Browse thread
Re: [Caml-list] Unix.lseek versus Pervasives.pos
-
cashin@c...
- Nicolas George
- Ken Rose
- Basile STARYNKEVITCH
[
Home
]
[ Index:
by date
|
by threads
]
[ Message by date: previous | next ] [ Message in thread: previous | next ] [ Thread: previous | next ]
[ Message by date: previous | next ] [ Message in thread: previous | next ] [ Thread: previous | next ]
| Date: | -- (:) |
| From: | Basile STARYNKEVITCH <basile@s...> |
| Subject: | Re: [Caml-list] Unix.lseek versus Pervasives.pos |
>>>>> "cashin" == cashin <cashin@cs.uga.edu> writes:
cashin> Sorry if this shows up as a duplicate. Basile
cashin> STARYNKEVITCH <basile@starynkevitch.net> writes:
Basile>> You apparently forgot to flush the channel.

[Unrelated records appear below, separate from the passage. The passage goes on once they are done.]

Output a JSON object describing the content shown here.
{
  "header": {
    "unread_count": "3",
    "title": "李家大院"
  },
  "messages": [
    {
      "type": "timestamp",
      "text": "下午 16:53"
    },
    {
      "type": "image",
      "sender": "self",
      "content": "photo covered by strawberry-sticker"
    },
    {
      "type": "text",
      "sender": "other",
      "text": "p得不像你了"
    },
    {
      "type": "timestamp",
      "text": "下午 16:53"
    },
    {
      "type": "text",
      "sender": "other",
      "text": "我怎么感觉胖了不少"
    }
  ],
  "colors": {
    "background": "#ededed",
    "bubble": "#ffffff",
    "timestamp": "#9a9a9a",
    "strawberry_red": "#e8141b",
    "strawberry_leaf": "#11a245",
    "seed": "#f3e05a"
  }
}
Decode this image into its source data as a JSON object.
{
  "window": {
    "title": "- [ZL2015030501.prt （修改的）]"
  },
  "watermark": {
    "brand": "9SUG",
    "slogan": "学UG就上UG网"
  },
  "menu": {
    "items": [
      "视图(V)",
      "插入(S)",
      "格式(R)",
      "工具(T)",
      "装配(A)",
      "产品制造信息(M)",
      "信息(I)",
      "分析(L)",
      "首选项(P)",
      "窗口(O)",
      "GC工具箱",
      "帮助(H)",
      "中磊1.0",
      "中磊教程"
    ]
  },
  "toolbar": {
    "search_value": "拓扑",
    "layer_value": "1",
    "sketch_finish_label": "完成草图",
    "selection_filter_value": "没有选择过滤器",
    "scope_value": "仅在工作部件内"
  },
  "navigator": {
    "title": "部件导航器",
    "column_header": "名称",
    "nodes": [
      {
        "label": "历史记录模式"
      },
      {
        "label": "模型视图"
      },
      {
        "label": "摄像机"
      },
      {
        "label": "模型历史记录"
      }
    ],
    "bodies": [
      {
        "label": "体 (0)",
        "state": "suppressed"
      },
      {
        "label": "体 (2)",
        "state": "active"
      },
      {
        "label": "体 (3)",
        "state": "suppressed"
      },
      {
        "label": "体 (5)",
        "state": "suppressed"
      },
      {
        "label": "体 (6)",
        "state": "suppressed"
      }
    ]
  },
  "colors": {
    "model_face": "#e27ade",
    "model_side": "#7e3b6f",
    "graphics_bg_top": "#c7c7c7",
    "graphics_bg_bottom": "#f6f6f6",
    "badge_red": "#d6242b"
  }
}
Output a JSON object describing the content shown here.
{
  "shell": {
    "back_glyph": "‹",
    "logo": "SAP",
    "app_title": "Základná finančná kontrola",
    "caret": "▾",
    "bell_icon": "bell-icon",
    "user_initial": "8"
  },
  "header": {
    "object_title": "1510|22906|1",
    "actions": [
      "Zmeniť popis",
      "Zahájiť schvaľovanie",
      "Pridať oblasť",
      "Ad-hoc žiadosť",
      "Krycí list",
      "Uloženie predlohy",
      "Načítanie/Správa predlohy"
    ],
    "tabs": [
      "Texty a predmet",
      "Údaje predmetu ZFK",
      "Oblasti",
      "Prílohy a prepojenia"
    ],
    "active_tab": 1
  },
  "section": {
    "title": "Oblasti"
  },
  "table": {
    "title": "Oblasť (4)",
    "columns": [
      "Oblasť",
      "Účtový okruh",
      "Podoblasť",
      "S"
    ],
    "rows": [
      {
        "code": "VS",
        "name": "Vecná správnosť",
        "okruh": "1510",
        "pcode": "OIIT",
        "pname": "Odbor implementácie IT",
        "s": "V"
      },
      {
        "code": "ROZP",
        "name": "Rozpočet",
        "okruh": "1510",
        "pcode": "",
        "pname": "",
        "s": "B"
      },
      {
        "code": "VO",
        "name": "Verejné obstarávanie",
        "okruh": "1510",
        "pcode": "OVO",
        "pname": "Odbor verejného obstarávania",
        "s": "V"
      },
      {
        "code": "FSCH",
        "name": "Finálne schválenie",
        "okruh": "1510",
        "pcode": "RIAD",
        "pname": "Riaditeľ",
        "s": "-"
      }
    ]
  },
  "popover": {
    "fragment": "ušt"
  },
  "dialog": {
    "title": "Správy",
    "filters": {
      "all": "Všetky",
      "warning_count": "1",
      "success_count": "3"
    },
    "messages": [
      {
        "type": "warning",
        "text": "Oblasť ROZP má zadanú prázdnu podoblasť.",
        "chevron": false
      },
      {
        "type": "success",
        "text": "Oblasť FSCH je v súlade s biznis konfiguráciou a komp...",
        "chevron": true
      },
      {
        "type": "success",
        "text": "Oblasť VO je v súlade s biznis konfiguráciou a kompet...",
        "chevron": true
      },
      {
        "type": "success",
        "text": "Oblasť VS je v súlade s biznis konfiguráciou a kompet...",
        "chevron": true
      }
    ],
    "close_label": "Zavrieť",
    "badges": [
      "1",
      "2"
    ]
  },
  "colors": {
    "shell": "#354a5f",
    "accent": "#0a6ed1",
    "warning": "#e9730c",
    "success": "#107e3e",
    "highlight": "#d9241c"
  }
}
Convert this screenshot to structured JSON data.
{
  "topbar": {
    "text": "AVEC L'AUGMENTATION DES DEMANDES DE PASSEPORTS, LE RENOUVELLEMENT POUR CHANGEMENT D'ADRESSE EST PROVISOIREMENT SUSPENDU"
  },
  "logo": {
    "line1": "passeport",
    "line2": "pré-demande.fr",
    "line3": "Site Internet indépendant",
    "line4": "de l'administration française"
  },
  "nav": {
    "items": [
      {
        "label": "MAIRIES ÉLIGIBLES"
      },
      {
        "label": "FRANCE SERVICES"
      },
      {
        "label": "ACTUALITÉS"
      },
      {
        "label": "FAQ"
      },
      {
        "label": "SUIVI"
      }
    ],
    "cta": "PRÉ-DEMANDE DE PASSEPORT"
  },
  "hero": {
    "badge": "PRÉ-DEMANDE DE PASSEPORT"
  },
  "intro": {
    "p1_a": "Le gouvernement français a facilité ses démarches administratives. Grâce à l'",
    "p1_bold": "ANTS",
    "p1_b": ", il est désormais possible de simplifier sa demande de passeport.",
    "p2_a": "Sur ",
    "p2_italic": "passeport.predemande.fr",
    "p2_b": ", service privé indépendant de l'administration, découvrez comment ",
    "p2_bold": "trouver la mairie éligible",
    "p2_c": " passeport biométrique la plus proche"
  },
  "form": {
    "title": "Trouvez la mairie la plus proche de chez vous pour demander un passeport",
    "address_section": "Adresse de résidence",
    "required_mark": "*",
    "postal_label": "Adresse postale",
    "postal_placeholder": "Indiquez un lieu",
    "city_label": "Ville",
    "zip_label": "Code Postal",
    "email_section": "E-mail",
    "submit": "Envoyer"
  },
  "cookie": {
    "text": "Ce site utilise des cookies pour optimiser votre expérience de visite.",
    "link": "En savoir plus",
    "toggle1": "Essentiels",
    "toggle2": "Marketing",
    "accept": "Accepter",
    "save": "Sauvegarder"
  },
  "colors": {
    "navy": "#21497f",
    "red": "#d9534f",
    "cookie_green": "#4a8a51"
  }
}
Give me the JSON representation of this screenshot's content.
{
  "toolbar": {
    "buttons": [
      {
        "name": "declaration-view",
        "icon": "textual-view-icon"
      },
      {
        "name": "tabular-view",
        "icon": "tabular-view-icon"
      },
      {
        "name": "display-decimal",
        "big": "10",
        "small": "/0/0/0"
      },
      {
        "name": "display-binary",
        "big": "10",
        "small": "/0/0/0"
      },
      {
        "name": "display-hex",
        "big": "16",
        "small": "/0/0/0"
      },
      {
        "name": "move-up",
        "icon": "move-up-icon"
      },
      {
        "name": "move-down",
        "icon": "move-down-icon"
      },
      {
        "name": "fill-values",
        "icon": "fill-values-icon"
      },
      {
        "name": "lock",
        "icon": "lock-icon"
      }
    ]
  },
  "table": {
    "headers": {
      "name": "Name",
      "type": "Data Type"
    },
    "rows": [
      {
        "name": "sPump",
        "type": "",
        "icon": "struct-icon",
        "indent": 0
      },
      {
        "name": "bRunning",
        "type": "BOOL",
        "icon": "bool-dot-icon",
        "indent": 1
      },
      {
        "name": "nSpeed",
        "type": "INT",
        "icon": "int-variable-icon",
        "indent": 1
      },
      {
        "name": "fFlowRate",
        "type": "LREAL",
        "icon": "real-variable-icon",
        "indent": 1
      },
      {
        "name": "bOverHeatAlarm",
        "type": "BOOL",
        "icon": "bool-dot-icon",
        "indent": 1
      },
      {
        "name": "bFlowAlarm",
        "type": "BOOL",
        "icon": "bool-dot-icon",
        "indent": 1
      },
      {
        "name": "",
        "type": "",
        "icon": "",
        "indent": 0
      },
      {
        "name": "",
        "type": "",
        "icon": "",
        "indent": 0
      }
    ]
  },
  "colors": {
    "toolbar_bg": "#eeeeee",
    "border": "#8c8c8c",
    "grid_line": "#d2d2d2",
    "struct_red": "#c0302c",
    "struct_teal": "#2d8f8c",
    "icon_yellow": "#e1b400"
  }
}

Ok, I made a stupid mistake (flushing is only for writes!) but my
intuition was right, in the sense of taking buffering into account.
cashin> Flushes are for writes, but even when using a test program
cashin> that just reads, zero is returned when it appears that it
cashin> shouldn't return zero. Compare the short ocaml program
cashin> below to the comparable C version.
Ok; but the problem is the same: Ocaml I/O subsystem manage internal
buffering. Channels are not Unix filedescriptors, but a buffering of
these. See the source code (in particular ocaml/byterun/io.c and io.h) for
details. In particular, a channel is (from io.h) implemented as
struct channel {
int fd; /* Unix file descriptor */
file_offset offset; /* Absolute position of fd in the file */
char * end; /* Physical end of the buffer */
char * curr; /* Current position in the buffer */
char * max; /* Logical end of the buffer (for input) */
void * mutex; /* Placeholder for mutex (for systhreads) */
struct channel * next; /* Linear chaining of channels (flush_all) */
int revealed; /* For Cash only */
int old_revealed; /* For Cash only */
int refcount; /* For flush_all and for Cash */
char buff[IO_BUFFER_SIZE]; /* The buffer itself */
};
where IO_BUFFER_SIZE is usually 4096 bytes.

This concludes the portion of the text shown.